Transintestinal cholesterol transport is important in mice and humans and controls ezetimibe induced fecal neutral sterol excretion. Mus musculus

Except for conversion to bile salts, there is no major cholesterol degradation pathway in mammals. Efficient excretion from the body is therefore a crucial element in cholesterol homeostasis. Yet, the existence and importance of these pathways in humans is a matter of debate. We quantified cholesterol fluxes in 15 male volunteers using a cholesterol balance approach. Ten participants repeated the protocol after 4-weeks treatment with ezetimibe, an inhibitor of intestinal and biliary cholesterol absorption. Under basal conditions, about 65% of daily fecal neutral sterol excretion was bile-derived, with the remainder being contributed by direct transintestinal cholesterol excretion (TICE). Surprisingly, ezetimibe induced a fourfold increase in cholesterol elimination via TICE. Mouse studies revealed that most of ezetimibe-induced TICE flux is mediated by the cholesterol transporter Abcg5/Abcg8. In conclusion, TICE is active in humans and may serve as a novel target to stimulate cholesterol elimination in patients at risk for cardiovascular disease. Overall design: 8 controls and 5 EZE-treated mice. For microarray analysis, intestinal (proximal) RNA was prepared from EZE 0.005%-compound and regular chow fed C57BL/6J mice using TRI-reagent (Sigma-Aldrich, St. Louis, MO, USA).
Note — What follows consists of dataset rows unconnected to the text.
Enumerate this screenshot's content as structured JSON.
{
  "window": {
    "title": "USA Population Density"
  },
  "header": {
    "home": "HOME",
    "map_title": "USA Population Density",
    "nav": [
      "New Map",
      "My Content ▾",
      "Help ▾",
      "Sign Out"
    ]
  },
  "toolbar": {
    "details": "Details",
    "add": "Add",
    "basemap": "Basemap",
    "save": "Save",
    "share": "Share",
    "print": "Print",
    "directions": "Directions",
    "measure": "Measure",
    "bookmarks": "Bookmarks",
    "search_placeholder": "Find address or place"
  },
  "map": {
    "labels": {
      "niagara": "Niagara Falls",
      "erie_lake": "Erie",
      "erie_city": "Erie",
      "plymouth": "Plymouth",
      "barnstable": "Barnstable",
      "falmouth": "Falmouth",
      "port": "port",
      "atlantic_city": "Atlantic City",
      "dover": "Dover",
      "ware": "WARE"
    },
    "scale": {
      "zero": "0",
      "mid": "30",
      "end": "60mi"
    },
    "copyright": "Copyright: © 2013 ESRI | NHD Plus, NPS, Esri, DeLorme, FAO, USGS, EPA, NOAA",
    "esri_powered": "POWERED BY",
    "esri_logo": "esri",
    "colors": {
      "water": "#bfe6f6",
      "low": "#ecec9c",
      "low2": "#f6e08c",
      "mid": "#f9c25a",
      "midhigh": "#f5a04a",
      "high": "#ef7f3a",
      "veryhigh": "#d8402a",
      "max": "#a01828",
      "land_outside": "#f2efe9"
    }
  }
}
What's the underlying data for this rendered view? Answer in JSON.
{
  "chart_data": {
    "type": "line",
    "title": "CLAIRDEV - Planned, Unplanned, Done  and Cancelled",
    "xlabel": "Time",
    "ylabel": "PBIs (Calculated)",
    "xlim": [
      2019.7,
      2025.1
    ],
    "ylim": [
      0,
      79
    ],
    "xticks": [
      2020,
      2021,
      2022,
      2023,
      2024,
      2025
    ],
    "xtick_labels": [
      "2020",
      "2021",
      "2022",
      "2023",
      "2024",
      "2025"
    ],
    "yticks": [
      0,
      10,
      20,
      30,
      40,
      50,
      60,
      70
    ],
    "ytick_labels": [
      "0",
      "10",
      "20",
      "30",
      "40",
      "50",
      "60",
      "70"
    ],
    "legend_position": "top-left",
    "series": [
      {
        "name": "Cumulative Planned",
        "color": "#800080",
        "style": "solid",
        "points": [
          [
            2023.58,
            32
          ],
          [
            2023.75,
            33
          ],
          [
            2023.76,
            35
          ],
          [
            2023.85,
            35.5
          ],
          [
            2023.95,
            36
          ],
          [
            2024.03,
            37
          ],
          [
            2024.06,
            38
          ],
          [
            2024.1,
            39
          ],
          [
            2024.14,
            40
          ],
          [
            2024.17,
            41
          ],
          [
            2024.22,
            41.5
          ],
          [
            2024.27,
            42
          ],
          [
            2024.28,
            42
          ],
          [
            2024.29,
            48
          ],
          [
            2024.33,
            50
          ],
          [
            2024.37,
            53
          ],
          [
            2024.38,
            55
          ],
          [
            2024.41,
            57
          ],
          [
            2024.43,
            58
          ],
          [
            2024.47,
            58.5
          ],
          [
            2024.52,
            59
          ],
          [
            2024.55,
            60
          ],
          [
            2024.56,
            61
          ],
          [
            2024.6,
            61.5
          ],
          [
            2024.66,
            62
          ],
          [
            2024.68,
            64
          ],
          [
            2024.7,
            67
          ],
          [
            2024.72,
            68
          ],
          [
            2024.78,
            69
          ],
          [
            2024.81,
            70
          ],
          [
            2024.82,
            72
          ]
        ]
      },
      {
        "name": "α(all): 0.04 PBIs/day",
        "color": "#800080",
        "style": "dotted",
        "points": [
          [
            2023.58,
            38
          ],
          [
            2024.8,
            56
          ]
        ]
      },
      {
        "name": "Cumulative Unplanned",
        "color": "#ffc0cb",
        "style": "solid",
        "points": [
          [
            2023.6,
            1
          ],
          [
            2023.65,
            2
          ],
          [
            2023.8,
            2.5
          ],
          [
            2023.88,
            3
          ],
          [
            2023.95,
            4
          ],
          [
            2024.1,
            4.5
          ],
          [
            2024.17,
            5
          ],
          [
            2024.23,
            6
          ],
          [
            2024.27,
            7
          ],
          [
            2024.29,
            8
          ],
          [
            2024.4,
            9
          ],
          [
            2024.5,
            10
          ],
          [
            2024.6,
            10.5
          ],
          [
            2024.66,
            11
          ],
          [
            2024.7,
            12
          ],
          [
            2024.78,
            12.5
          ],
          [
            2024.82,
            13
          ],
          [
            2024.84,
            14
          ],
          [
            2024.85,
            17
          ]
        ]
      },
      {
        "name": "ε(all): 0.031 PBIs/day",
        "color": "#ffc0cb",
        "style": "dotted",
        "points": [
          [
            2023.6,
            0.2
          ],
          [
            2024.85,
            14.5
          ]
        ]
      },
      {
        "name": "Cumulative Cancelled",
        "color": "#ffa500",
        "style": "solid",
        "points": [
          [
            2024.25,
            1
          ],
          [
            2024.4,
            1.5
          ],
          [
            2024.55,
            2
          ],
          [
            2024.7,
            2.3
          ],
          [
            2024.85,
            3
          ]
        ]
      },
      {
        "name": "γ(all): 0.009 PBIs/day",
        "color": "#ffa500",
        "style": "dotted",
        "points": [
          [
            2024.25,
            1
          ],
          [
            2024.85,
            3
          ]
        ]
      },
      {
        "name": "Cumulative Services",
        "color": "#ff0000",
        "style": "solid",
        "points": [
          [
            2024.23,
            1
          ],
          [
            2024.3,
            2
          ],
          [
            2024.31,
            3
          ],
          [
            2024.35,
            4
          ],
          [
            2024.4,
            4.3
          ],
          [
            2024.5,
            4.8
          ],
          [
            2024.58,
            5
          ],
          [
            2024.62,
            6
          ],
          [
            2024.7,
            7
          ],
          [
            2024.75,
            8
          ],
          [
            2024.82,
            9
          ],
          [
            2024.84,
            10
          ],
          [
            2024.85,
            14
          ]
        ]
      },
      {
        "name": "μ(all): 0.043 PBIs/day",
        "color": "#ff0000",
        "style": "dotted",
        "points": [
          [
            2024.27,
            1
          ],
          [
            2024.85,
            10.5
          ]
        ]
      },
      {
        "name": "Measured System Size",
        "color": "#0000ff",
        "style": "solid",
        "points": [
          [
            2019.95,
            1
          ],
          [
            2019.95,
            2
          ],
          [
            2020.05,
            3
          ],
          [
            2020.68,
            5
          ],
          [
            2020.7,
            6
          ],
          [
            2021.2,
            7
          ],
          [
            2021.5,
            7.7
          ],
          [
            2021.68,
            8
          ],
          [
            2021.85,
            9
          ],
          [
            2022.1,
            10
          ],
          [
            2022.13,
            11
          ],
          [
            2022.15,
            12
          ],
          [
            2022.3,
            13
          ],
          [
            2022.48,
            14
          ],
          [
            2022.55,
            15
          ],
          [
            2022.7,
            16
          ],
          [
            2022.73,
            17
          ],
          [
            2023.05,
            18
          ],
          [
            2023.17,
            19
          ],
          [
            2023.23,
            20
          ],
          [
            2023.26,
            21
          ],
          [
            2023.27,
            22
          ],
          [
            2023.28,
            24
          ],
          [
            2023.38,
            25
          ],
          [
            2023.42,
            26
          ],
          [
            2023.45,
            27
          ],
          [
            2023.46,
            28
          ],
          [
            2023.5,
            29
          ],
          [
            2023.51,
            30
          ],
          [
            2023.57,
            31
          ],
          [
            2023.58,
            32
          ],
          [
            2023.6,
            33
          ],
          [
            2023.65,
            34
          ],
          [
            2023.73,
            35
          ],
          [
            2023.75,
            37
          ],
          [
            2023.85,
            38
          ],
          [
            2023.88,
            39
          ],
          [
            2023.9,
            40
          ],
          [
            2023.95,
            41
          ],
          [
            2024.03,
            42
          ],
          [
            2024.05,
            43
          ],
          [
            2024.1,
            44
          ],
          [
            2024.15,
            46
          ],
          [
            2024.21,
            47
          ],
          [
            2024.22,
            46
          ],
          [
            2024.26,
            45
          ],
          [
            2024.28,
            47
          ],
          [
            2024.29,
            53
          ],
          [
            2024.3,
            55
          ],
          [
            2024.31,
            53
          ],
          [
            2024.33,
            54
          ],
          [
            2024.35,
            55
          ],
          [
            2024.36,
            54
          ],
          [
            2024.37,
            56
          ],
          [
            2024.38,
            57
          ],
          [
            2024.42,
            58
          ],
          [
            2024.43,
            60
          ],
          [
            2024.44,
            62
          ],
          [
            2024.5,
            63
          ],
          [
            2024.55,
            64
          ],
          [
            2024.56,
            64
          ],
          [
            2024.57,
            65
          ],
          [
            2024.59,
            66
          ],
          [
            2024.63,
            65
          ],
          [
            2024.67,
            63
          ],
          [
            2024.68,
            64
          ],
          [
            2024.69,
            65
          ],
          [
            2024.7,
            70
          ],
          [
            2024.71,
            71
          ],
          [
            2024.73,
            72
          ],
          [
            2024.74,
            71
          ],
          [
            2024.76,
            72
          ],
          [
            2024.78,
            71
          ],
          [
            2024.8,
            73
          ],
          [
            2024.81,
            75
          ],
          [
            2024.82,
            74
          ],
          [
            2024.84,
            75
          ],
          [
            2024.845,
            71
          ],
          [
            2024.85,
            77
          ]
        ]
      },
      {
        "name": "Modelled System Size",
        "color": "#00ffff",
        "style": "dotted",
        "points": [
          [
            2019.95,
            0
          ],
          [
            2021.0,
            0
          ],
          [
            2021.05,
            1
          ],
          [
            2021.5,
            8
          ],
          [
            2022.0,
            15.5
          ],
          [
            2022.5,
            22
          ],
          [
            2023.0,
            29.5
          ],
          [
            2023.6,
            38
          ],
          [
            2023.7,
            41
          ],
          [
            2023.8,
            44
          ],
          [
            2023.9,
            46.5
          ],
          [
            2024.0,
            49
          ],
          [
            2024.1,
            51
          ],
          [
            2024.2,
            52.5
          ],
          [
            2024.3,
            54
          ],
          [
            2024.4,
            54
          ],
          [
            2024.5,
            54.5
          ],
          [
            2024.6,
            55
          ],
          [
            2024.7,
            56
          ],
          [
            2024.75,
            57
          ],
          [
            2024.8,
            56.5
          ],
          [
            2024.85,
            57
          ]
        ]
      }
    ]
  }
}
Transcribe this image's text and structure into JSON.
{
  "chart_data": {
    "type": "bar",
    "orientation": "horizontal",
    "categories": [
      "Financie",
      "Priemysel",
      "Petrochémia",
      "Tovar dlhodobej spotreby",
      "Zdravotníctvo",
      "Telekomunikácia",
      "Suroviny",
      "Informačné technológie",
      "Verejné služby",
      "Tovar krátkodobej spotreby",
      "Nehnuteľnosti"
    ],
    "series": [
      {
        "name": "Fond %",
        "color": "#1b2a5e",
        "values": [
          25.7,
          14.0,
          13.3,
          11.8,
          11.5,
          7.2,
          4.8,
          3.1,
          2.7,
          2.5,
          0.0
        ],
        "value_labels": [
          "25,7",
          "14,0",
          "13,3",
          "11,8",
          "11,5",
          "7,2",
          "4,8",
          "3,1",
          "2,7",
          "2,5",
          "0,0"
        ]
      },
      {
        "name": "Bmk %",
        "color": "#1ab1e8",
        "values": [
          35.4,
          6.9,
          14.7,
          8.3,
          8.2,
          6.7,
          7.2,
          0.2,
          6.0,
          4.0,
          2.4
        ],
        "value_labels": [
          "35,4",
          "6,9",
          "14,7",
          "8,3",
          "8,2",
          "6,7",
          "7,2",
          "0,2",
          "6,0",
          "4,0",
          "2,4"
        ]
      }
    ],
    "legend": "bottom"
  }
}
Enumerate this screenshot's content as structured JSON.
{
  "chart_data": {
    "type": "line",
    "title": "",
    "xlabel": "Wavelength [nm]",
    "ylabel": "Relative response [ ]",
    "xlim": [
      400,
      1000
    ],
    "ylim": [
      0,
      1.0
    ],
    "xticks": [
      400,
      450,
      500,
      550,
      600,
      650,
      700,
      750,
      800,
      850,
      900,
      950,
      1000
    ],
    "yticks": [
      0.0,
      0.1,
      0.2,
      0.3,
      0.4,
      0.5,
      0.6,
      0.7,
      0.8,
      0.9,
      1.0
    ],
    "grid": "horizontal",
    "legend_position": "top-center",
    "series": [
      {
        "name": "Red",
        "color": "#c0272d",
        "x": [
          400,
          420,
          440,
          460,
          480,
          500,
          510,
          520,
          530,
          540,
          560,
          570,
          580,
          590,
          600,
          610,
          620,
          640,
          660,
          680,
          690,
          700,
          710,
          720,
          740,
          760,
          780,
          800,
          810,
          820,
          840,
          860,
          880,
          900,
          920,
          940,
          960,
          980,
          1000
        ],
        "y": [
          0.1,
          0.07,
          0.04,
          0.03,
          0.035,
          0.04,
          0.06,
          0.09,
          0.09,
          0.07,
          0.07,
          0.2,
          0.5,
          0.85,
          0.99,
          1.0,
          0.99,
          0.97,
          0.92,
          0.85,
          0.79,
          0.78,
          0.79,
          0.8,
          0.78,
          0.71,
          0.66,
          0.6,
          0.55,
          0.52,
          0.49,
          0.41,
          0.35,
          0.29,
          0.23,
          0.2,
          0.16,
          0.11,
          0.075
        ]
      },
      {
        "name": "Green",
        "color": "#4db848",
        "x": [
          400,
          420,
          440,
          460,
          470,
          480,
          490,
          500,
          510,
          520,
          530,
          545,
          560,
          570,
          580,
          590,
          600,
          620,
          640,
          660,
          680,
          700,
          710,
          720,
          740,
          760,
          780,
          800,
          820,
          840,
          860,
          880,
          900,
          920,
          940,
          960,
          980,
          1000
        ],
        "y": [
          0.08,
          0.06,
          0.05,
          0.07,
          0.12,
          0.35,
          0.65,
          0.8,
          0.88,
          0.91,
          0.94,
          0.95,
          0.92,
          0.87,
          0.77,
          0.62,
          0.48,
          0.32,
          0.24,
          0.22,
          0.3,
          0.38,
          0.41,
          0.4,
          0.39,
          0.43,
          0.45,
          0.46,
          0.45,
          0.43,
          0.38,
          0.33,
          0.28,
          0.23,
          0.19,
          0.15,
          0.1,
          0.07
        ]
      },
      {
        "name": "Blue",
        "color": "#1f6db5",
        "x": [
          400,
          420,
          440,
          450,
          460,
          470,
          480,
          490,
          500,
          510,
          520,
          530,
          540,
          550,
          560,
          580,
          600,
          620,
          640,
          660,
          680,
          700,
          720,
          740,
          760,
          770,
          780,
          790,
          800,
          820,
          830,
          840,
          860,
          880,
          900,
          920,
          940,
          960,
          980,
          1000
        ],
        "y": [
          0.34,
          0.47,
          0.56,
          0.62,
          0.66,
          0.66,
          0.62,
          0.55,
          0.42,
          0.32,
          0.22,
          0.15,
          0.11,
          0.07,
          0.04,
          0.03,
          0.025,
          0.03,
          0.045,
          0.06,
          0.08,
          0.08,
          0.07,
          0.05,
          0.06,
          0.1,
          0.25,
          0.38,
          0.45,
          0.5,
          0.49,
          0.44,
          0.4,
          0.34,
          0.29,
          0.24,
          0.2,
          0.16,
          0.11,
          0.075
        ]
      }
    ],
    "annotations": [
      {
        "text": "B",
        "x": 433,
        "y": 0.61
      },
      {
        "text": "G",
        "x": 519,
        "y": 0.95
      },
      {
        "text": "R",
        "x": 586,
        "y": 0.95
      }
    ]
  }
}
RNA quality and concentration was assessed with an Biorad Experion Bioanalyzer. Starting with 200 ng of RNA, with an RNA Quality Indicator of at least 7. RNA was amplified and labeled using the Illumina TotalPrep RNA Amplification Kit (Applied Biosystems, Nieuwekerk ad IJssel, The Netherlands). The MouseRef-8 v2.0 expression beadchip arrays, containing 25697 transcripts (Illumina, San Diego, USA), were processed according to the manufactures protocol and slides were scanned immediately. Quality control, normalization (quantile), batch correction (Combat), prefiltering (fold change 1.1) and statistics (IBMT) were performed in MADMAX. A list of significant changed annotated genes between EZE (n = 5) and WT (n = 8), including False Discovery Rates (FDR)-corrected p-values (10%) was generated. Identification of KEGG pathway enrichment analysis among responsive genes was performed using the DAVID Functional Annotation Clustering tool.